Читать «Гончаров без глянца» онлайн - страница 144
Павел Евгеньевич Фокин
Иван Александрович Гончаров.
Я в жалком положении, чуть не плачу от какой-то упорной вражды судьбы ко мне и к моему труду. Я рвусь к нему, мне снятся сны теперь только из второй половины моего романа, в который положил чуть не полжизни, и между тем все мешает мне, на всяком шагу преграды, и какие иногда мелкие, ничтожные, а все же преграды! В сию минуту, например, Боже мой! Слезы ярости выступают у меня и я, вынув утром листки, сажусь за них такой бодрый, с такой охотой продолжать — и через полчаса, через час прячу их назад и убитый праздно влачу целый день и трачу даром время, пропускаю эти чудные, божественные, теплые дни, с ясным праздничным небом, чего недостает мне в Петербурге и что мне так необходимо для труда, для нормального состояния духа и для здоровья! <…>
Нет надежды, а начал было я так бодро и живо… а теперь все должен бросить, сунуть прибавившиеся листки в синюю, известную вам бумагу, запечатать опять и спрятать на дно чемодана. Я думаю даже, что я не докончу и курса и уеду. С улицы, кроме музыки, несется стук колес, говор… Боже мой! Зачем же это? Отчего в прошлом году какая-то толпа в Мариенбаде мешала мне? Отчего над моей комнатой поселился какой-то сумасшедший и топал ногами? Что же все это значит? Кого и чем я оскорбил умышленно? Где мои враги, чего они хотят от меня, или отчего не понимают, что я такое, и зачем делают слепо злое дело?

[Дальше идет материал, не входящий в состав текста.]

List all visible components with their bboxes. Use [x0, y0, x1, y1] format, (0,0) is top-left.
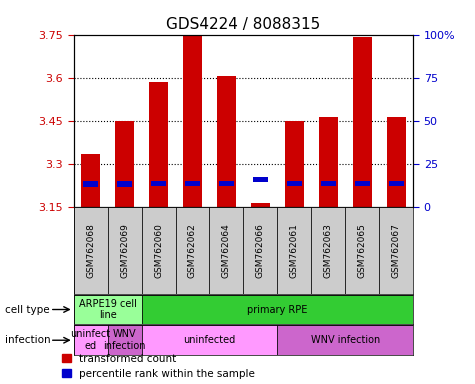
- Bar: [183, 36, 202, 207]
- Text: GSM762061: GSM762061: [290, 223, 299, 278]
- FancyBboxPatch shape: [277, 325, 413, 355]
- FancyBboxPatch shape: [379, 207, 413, 294]
- Text: GSM762062: GSM762062: [188, 223, 197, 278]
- Text: GSM762064: GSM762064: [222, 223, 231, 278]
- Text: WNV infection: WNV infection: [311, 335, 380, 345]
- Bar: [185, 180, 200, 186]
- Bar: [219, 180, 234, 186]
- Text: GSM762068: GSM762068: [86, 223, 95, 278]
- Bar: [253, 177, 268, 182]
- Bar: [115, 121, 134, 207]
- Text: infection: infection: [5, 335, 50, 345]
- FancyBboxPatch shape: [107, 207, 142, 294]
- Bar: [81, 154, 100, 207]
- Text: GSM762069: GSM762069: [120, 223, 129, 278]
- Bar: [83, 182, 98, 187]
- Text: GSM762065: GSM762065: [358, 223, 367, 278]
- FancyBboxPatch shape: [209, 207, 243, 294]
- FancyBboxPatch shape: [243, 207, 277, 294]
- Bar: [117, 182, 132, 187]
- Text: uninfect
ed: uninfect ed: [71, 329, 111, 351]
- Text: GSM762060: GSM762060: [154, 223, 163, 278]
- FancyBboxPatch shape: [142, 325, 277, 355]
- FancyBboxPatch shape: [277, 207, 312, 294]
- Bar: [389, 180, 404, 186]
- Bar: [319, 117, 338, 207]
- Title: GDS4224 / 8088315: GDS4224 / 8088315: [166, 17, 321, 32]
- Bar: [151, 180, 166, 186]
- FancyBboxPatch shape: [142, 207, 176, 294]
- Text: GSM762067: GSM762067: [392, 223, 401, 278]
- Bar: [217, 76, 236, 207]
- Text: GSM762066: GSM762066: [256, 223, 265, 278]
- FancyBboxPatch shape: [176, 207, 209, 294]
- Text: primary RPE: primary RPE: [247, 305, 308, 314]
- Bar: [353, 38, 371, 207]
- Bar: [387, 117, 406, 207]
- Text: ARPE19 cell
line: ARPE19 cell line: [79, 299, 136, 320]
- Bar: [149, 82, 168, 207]
- FancyBboxPatch shape: [107, 325, 142, 355]
- Bar: [287, 180, 302, 186]
- Text: GSM762063: GSM762063: [324, 223, 333, 278]
- Bar: [355, 180, 370, 186]
- Text: WNV
infection: WNV infection: [104, 329, 146, 351]
- FancyBboxPatch shape: [74, 207, 107, 294]
- Bar: [251, 203, 270, 207]
- Text: cell type: cell type: [5, 305, 49, 314]
- FancyBboxPatch shape: [74, 325, 107, 355]
- Legend: transformed count, percentile rank within the sample: transformed count, percentile rank withi…: [62, 354, 255, 379]
- FancyBboxPatch shape: [312, 207, 345, 294]
- Bar: [285, 121, 304, 207]
- Text: uninfected: uninfected: [183, 335, 236, 345]
- Bar: [321, 180, 336, 186]
- FancyBboxPatch shape: [74, 295, 142, 324]
- FancyBboxPatch shape: [345, 207, 379, 294]
- FancyBboxPatch shape: [142, 295, 413, 324]
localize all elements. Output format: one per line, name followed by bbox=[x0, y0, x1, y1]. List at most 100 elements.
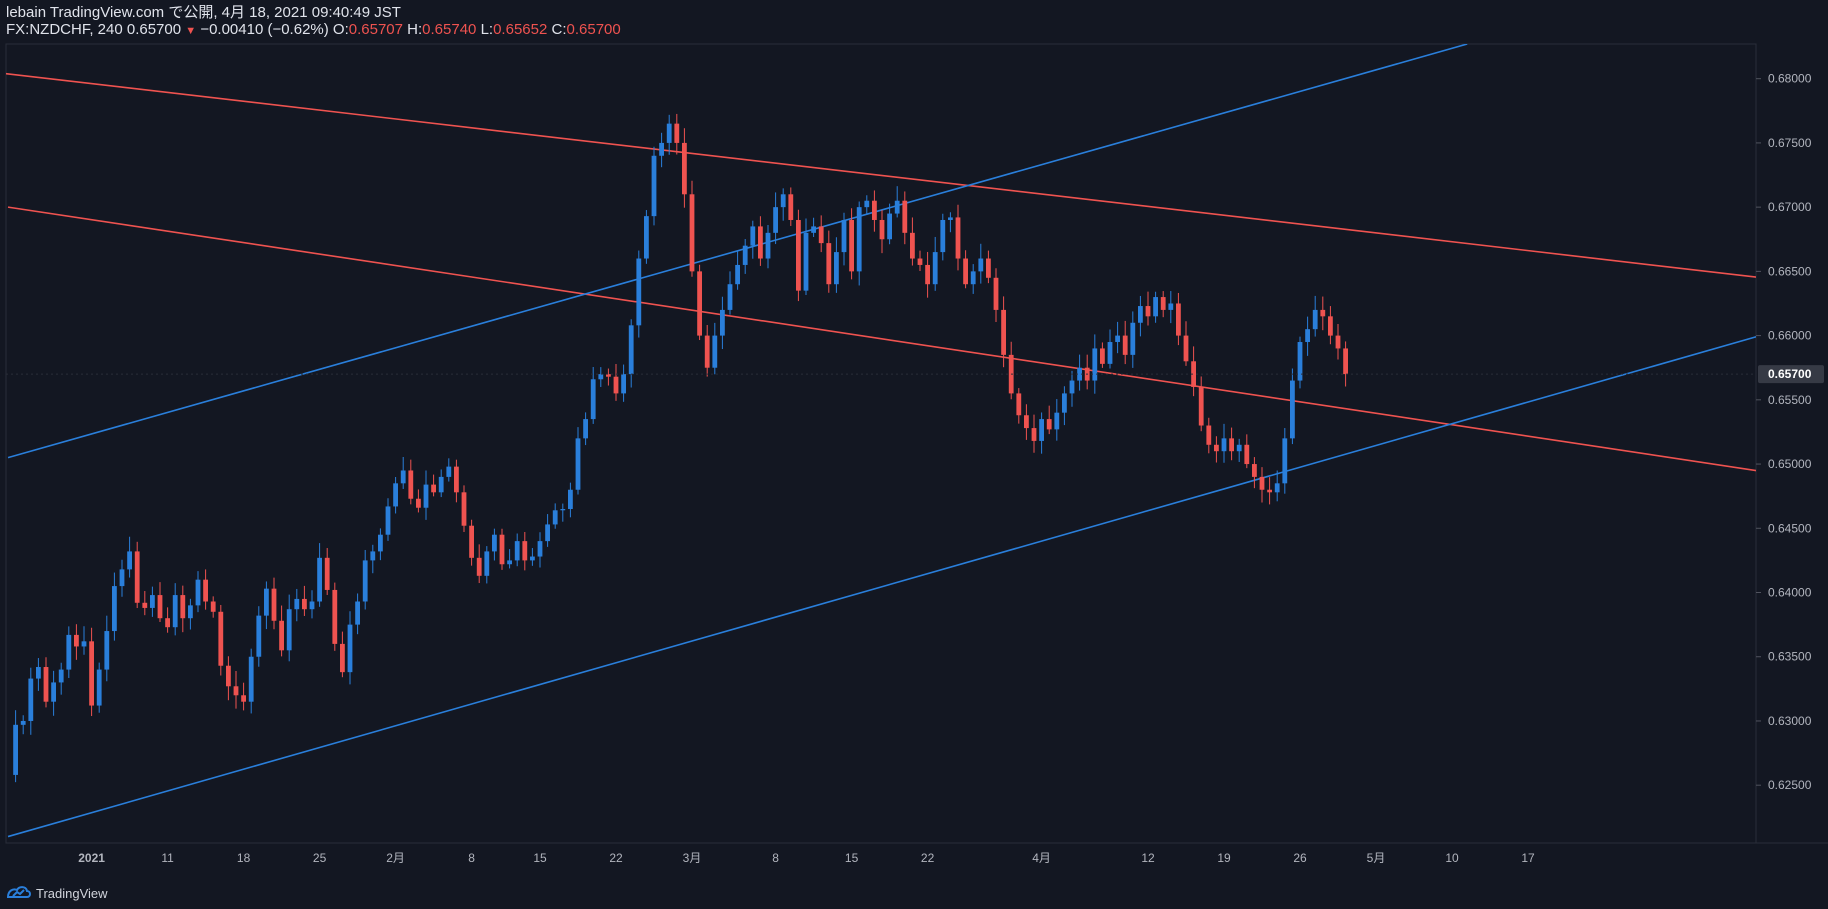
x-tick-label: 26 bbox=[1293, 851, 1307, 865]
candle bbox=[1145, 306, 1151, 317]
candle bbox=[727, 284, 733, 310]
candle bbox=[1024, 415, 1029, 429]
candle bbox=[872, 200, 877, 220]
candle bbox=[150, 595, 155, 608]
candle bbox=[796, 219, 801, 291]
candle bbox=[1320, 309, 1326, 317]
low-value: 0.65652 bbox=[493, 21, 548, 38]
candle bbox=[530, 556, 535, 561]
candle bbox=[74, 634, 79, 647]
candle bbox=[758, 226, 763, 259]
candle bbox=[1016, 393, 1022, 416]
candle bbox=[606, 374, 611, 377]
y-tick-label: 0.65000 bbox=[1768, 457, 1812, 471]
y-tick-label: 0.63000 bbox=[1768, 714, 1812, 728]
candle bbox=[271, 588, 277, 621]
candle bbox=[1229, 438, 1234, 452]
plot-frame bbox=[5, 43, 1757, 844]
candle bbox=[818, 226, 824, 244]
candle bbox=[636, 258, 642, 326]
candles-layer bbox=[13, 113, 1348, 783]
candle bbox=[1001, 309, 1006, 355]
candle bbox=[955, 217, 961, 259]
candle bbox=[773, 207, 778, 233]
candle bbox=[119, 569, 125, 587]
candle bbox=[294, 598, 300, 610]
candle bbox=[659, 142, 664, 156]
candle bbox=[1267, 489, 1272, 493]
drawing-layer bbox=[6, 44, 1756, 838]
y-tick-label: 0.64000 bbox=[1768, 586, 1812, 600]
candle bbox=[127, 551, 132, 570]
x-tick-label: 8 bbox=[772, 851, 779, 865]
x-tick-label: 22 bbox=[921, 851, 935, 865]
down-arrow-icon: ▼ bbox=[185, 25, 197, 37]
candle bbox=[560, 509, 566, 511]
candle bbox=[910, 232, 915, 259]
candle bbox=[1191, 361, 1196, 387]
candle bbox=[484, 551, 490, 576]
candle bbox=[454, 466, 459, 493]
candle bbox=[385, 506, 391, 535]
candle bbox=[834, 252, 839, 285]
candle bbox=[925, 264, 930, 285]
candle bbox=[644, 216, 649, 259]
candle bbox=[408, 470, 414, 499]
candle bbox=[1160, 297, 1166, 310]
candle bbox=[864, 200, 870, 208]
candle bbox=[545, 524, 550, 542]
x-tick-label: 11 bbox=[161, 851, 174, 865]
candle bbox=[894, 200, 900, 214]
candle bbox=[507, 560, 512, 565]
candle bbox=[1046, 419, 1052, 430]
candle bbox=[674, 123, 680, 143]
tradingview-logo-icon bbox=[6, 886, 31, 898]
candle bbox=[902, 200, 908, 233]
candle bbox=[1259, 476, 1265, 490]
candle bbox=[1236, 444, 1242, 452]
candle bbox=[332, 589, 338, 644]
candle bbox=[1115, 335, 1120, 343]
close-value: 0.65700 bbox=[566, 21, 621, 38]
candle bbox=[157, 595, 163, 619]
y-tick-label: 0.64500 bbox=[1768, 521, 1812, 535]
last-price-badge bbox=[1758, 365, 1824, 384]
candle bbox=[689, 194, 695, 272]
candle bbox=[476, 557, 482, 576]
candle bbox=[210, 601, 216, 612]
candle bbox=[826, 243, 832, 285]
candle bbox=[1297, 342, 1303, 381]
candle bbox=[355, 601, 360, 625]
chart-header: lebain TradingView.com で公開, 4月 18, 2021 … bbox=[6, 4, 621, 40]
candle bbox=[811, 226, 816, 233]
candle bbox=[613, 376, 619, 394]
trendline-lower-support bbox=[7, 336, 1756, 838]
candle bbox=[682, 142, 687, 195]
candle bbox=[1343, 348, 1348, 375]
candle bbox=[514, 541, 520, 561]
candle bbox=[340, 643, 345, 673]
candle bbox=[598, 374, 604, 380]
ohlc-line: FX:NZDCHF, 240 0.65700 ▼ −0.00410 (−0.62… bbox=[6, 21, 621, 40]
candle bbox=[1092, 348, 1098, 381]
y-tick-label: 0.63500 bbox=[1768, 650, 1812, 664]
candle bbox=[58, 669, 64, 683]
x-tick-label: 3月 bbox=[683, 851, 702, 865]
candle bbox=[203, 579, 208, 602]
x-tick-label: 2021 bbox=[78, 851, 105, 865]
candle bbox=[1069, 380, 1075, 394]
candle bbox=[1062, 393, 1067, 413]
y-tick-label: 0.62500 bbox=[1768, 778, 1812, 792]
candle bbox=[43, 667, 49, 702]
candle bbox=[446, 466, 452, 477]
candle bbox=[856, 207, 862, 272]
candle bbox=[286, 609, 292, 651]
candle bbox=[803, 232, 809, 291]
candle bbox=[1198, 386, 1204, 426]
candle bbox=[142, 602, 148, 608]
candle bbox=[742, 245, 748, 265]
x-tick-label: 4月 bbox=[1032, 851, 1051, 865]
candle bbox=[666, 123, 672, 143]
candle bbox=[970, 271, 976, 285]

Иван Александрович Гончаров.
Мне совестно за свое последнее письмо, где я под гнетом скоплявшихся туч, буквально тая два дня, засыпая среди белого дня при всех на водах, бессильный справиться с изнеможением, писал вам о безнадежности кончить труд. Не забывайте, пожалуйста, что я — барометр, что в натуре моей, и физической и нравственной, есть какие-то странные, невероятные и необъяснимые особенности, крайности, противоречия, порывы, неожиданности и проч., и, следовательно, не удивляйтесь, если скажу, что на другой же день, после вечера, разрешившегося грозой, я вдруг ожил, написал половину одной и начало другой главы и бегал по аллеям, как юноша, купил даже себе мой любимый и самый благородный цветок — лилию (которая будет фигурировать и во 2-й половине моей необыкновенной истории, т. е. необыкновенно странной) и писал целое утро<…>.